Pada zaman ini, alat ukur sudah berteknologi canggih, termasuk di bidang komunikasi. Alat-alat itu sudah sangat akrab dengan kehidupan kita sehari-hari.
Counter Handphone tumbuh bagaikan jamur di musim labuh. Kenyataan tersebut mengilhami sebagian orang untuk melangsungkan pernikahan lewat telephone, karena dipandang lebih praktis apalagi bagi orang yang sangat sibuk.
Namun, memutuskan hukum, tidaklah cukup hanya didasarkan atas pertimbangan kepraktisan semata, perlu dipertimbangkan aspek-aspek yang lain.
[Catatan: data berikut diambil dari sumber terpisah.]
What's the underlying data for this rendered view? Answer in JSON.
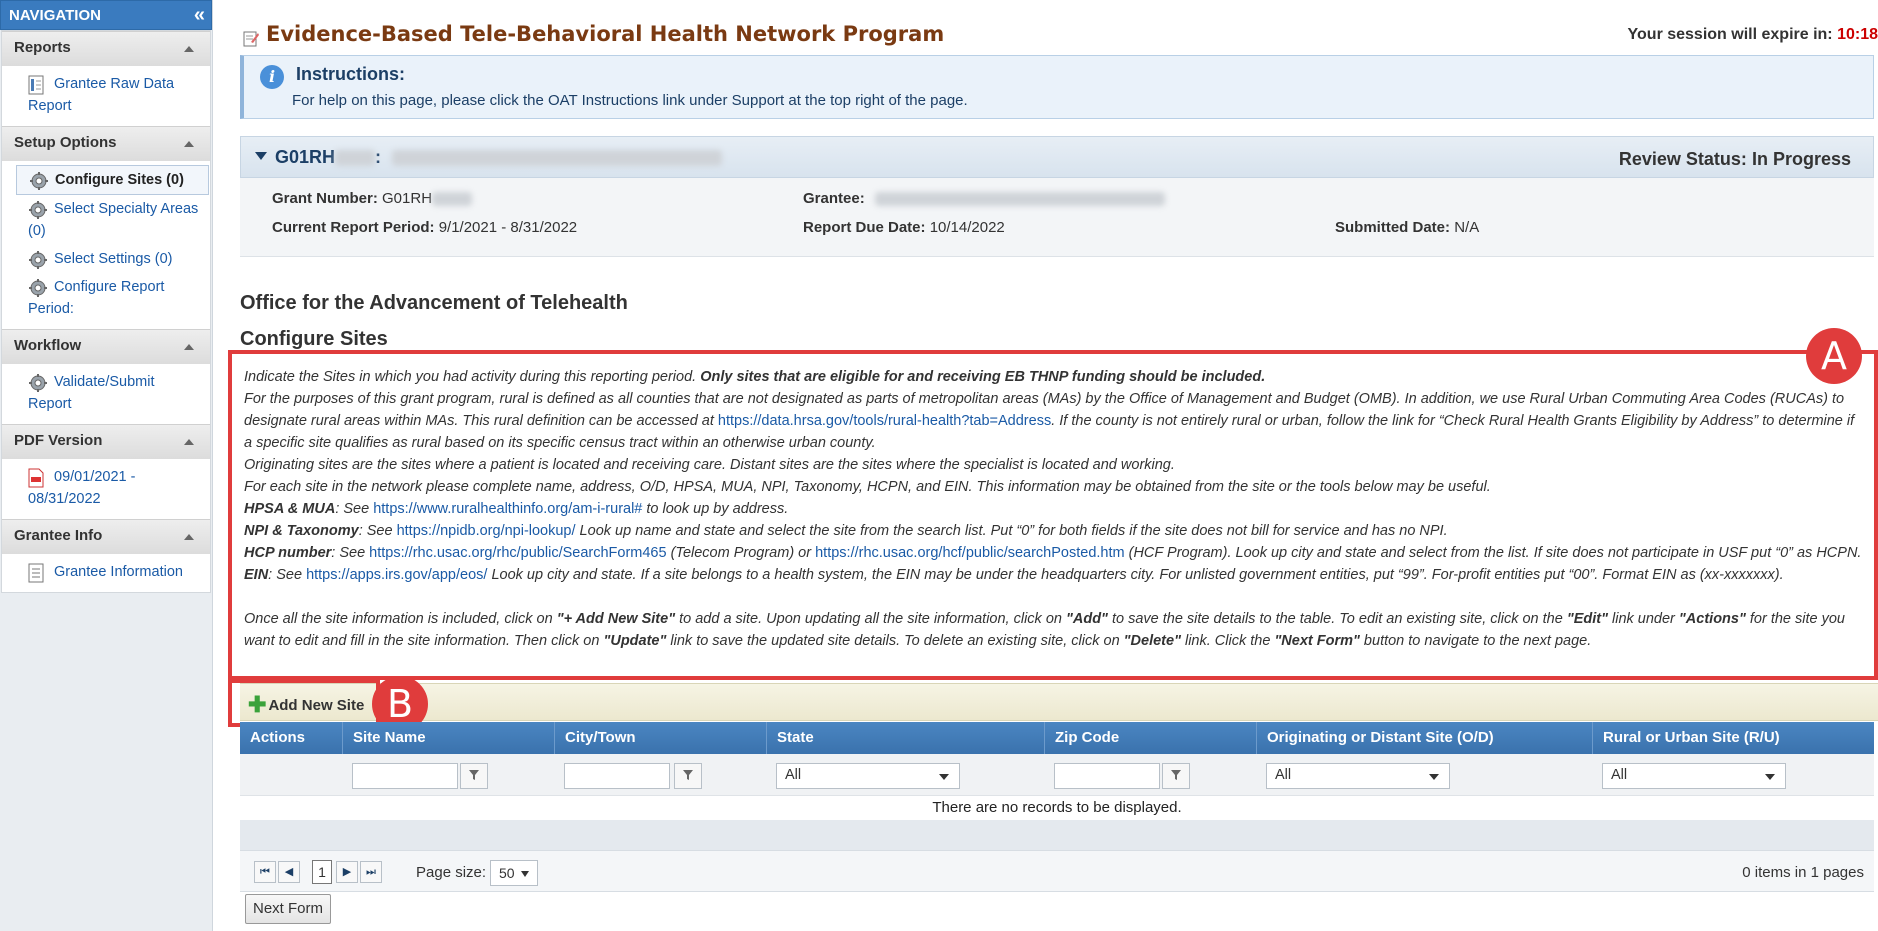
{
  "sidebar": {
    "header": "NAVIGATION",
    "sections": [
      {
        "title": "Reports",
        "items": [
          {
            "label": "Grantee Raw Data Report",
            "icon": "report-icon"
          }
        ]
      },
      {
        "title": "Setup Options",
        "items": [
          {
            "label": "Configure Sites (0)",
            "icon": "gear-icon",
            "active": true
          },
          {
            "label": "Select Specialty Areas (0)",
            "icon": "gear-icon"
          },
          {
            "label": "Select Settings (0)",
            "icon": "gear-icon"
          },
          {
            "label": "Configure Report Period:",
            "icon": "gear-icon"
          }
        ]
      },
      {
        "title": "Workflow",
        "items": [
          {
            "label": "Validate/Submit Report",
            "icon": "gear-icon"
          }
        ]
      },
      {
        "title": "PDF Version",
        "items": [
          {
            "label": "09/01/2021 - 08/31/2022",
            "icon": "pdf-icon"
          }
        ]
      },
      {
        "title": "Grantee Info",
        "items": [
          {
            "label": "Grantee Information",
            "icon": "document-icon"
          }
        ]
      }
    ]
  },
  "header": {
    "title": "Evidence-Based Tele-Behavioral Health Network Program",
    "session_label": "Your session will expire in:",
    "session_time": "10:18"
  },
  "instructions": {
    "title": "Instructions:",
    "text": "For help on this page, please click the OAT Instructions link under Support at the top right of the page."
  },
  "grant": {
    "id": "G01RH",
    "review_label": "Review Status:",
    "review_value": "In Progress",
    "grant_number_label": "Grant Number:",
    "grant_number_value": "G01RH",
    "grantee_label": "Grantee:",
    "period_label": "Current Report Period:",
    "period_value": "9/1/2021 - 8/31/2022",
    "due_label": "Report Due Date:",
    "due_value": "10/14/2022",
    "submitted_label": "Submitted Date:",
    "submitted_value": "N/A"
  },
  "section": {
    "office_title": "Office for the Advancement of Telehealth",
    "page_subtitle": "Configure Sites"
  },
  "guidance": {
    "p1a": "Indicate the Sites in which you had activity during this reporting period. ",
    "p1b": "Only sites that are eligible for and receiving EB THNP funding should be included.",
    "p2a": "For the purposes of this grant program, rural is defined as all counties that are not designated as parts of metropolitan areas (MAs) by the Office of Management and Budget (OMB). In addition, we use Rural Urban Commuting Area Codes (RUCAs) to designate rural areas within MAs. This rural definition can be accessed at ",
    "p2link": "https://data.hrsa.gov/tools/rural-health?tab=Address",
    "p2b": ". If the county is not entirely rural or urban, follow the link for “Check Rural Health Grants Eligibility by Address” to determine if a specific site qualifies as rural based on its specific census tract within an otherwise urban county.",
    "p3": "Originating sites are the sites where a patient is located and receiving care. Distant sites are the sites where the specialist is located and working.",
    "p4": "For each site in the network please complete name, address, O/D, HPSA, MUA, NPI, Taxonomy, HCPN, and EIN. This information may be obtained from the site or the tools below may be useful.",
    "hpsa_label": "HPSA & MUA",
    "hpsa_pre": ": See ",
    "hpsa_link": "https://www.ruralhealthinfo.org/am-i-rural#",
    "hpsa_post": " to look up by address.",
    "npi_label": "NPI & Taxonomy",
    "npi_pre": ": See ",
    "npi_link": "https://npidb.org/npi-lookup/",
    "npi_post": " Look up name and state and select the site from the search list. Put “0” for both fields if the site does not bill for service and has no NPI.",
    "hcp_label": "HCP number",
    "hcp_pre": ": See ",
    "hcp_link1": "https://rhc.usac.org/rhc/public/SearchForm465",
    "hcp_mid": " (Telecom Program) or ",
    "hcp_link2": "https://rhc.usac.org/hcf/public/searchPosted.htm",
    "hcp_post": " (HCF Program). Look up city and state and select from the list. If site does not participate in USF put “0” as HCPN.",
    "ein_label": "EIN",
    "ein_pre": ": See ",
    "ein_link": "https://apps.irs.gov/app/eos/",
    "ein_post": " Look up city and state. If a site belongs to a health system, the EIN may be under the headquarters city. For unlisted government entities, put “99”. For-profit entities put “00”. Format EIN as (xx-xxxxxxx).",
    "p5a": "Once all the site information is included, click on ",
    "p5b": "\"+ Add New Site\"",
    "p5c": " to add a site. Upon updating all the site information, click on ",
    "p5d": "\"Add\"",
    "p5e": " to save the site details to the table. To edit an existing site, click on the ",
    "p5f": "\"Edit\"",
    "p5g": " link under ",
    "p5h": "\"Actions\"",
    "p5i": " for the site you want to edit and fill in the site information. Then click on ",
    "p5j": "\"Update\"",
    "p5k": " link to save the updated site details. To delete an existing site, click on ",
    "p5l": "\"Delete\"",
    "p5m": " link. Click the ",
    "p5n": "\"Next Form\"",
    "p5o": " button to navigate to the next page."
  },
  "callouts": {
    "a": "A",
    "b": "B"
  },
  "toolbar": {
    "add_label": "Add New Site"
  },
  "grid": {
    "columns": [
      "Actions",
      "Site Name",
      "City/Town",
      "State",
      "Zip Code",
      "Originating or Distant Site (O/D)",
      "Rural or Urban Site (R/U)"
    ],
    "filter_all": "All",
    "empty_text": "There are no records to be displayed."
  },
  "pager": {
    "current_page": "1",
    "page_size_label": "Page size:",
    "page_size": "50",
    "info": "0 items in 1 pages"
  },
  "footer": {
    "next_label": "Next Form"
  },
  "colors": {
    "accent": "#3a7bbf",
    "title": "#7a3a12",
    "callout": "#e03c3c",
    "timer": "#cc0000"
  }
}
Sebab menurut ajaran agama Islam, pernikahan itu snagat sakral.
Dilihat dari segi fungsinya, pernikahan merupakan satu-satunya cara yang sah untuk menyalurkan kebutuhan biologis dan mendapatkan keturunan, di samping meningkatkan ketakwaan seseorang.
Melihat kedudukannya yang demikian, prosesnya tentu agak rumit dan ketat. Berbeda dengan akad jual beli atau muamalah lainnya, seperti termaktub dalam kitab Tanwir al-Qulub, al-Tanbih, dan Kifayah al-Akhyar, akad pernikahan hanya dianggap sah jika dihadiri mempelai laki-laki, seorang wali, dan ditambah minimal dua orang saksi yang adil.
Pengertian “dihadiri” di sini, mengharuskan mereka secara fisik (jasadnya) berada dalam satu majelis. Hal itu mempermudah tugas saksi dan pencatatan. Sehingga kedua mempelai yang terlibat dalam akad tersebut pada saat yang akan datang tidak mempunyai peluang untuk mengingkarinya.
Karenanya, akad nikah lewat telephone tidak mendapat pembenaran dari fikih, sebab tidak dalam satu majelis dan sangat sulit dibuktikan.
Sumber: Dialog Problematika Umat; 234-235, Surabaya- Khalista, 2013.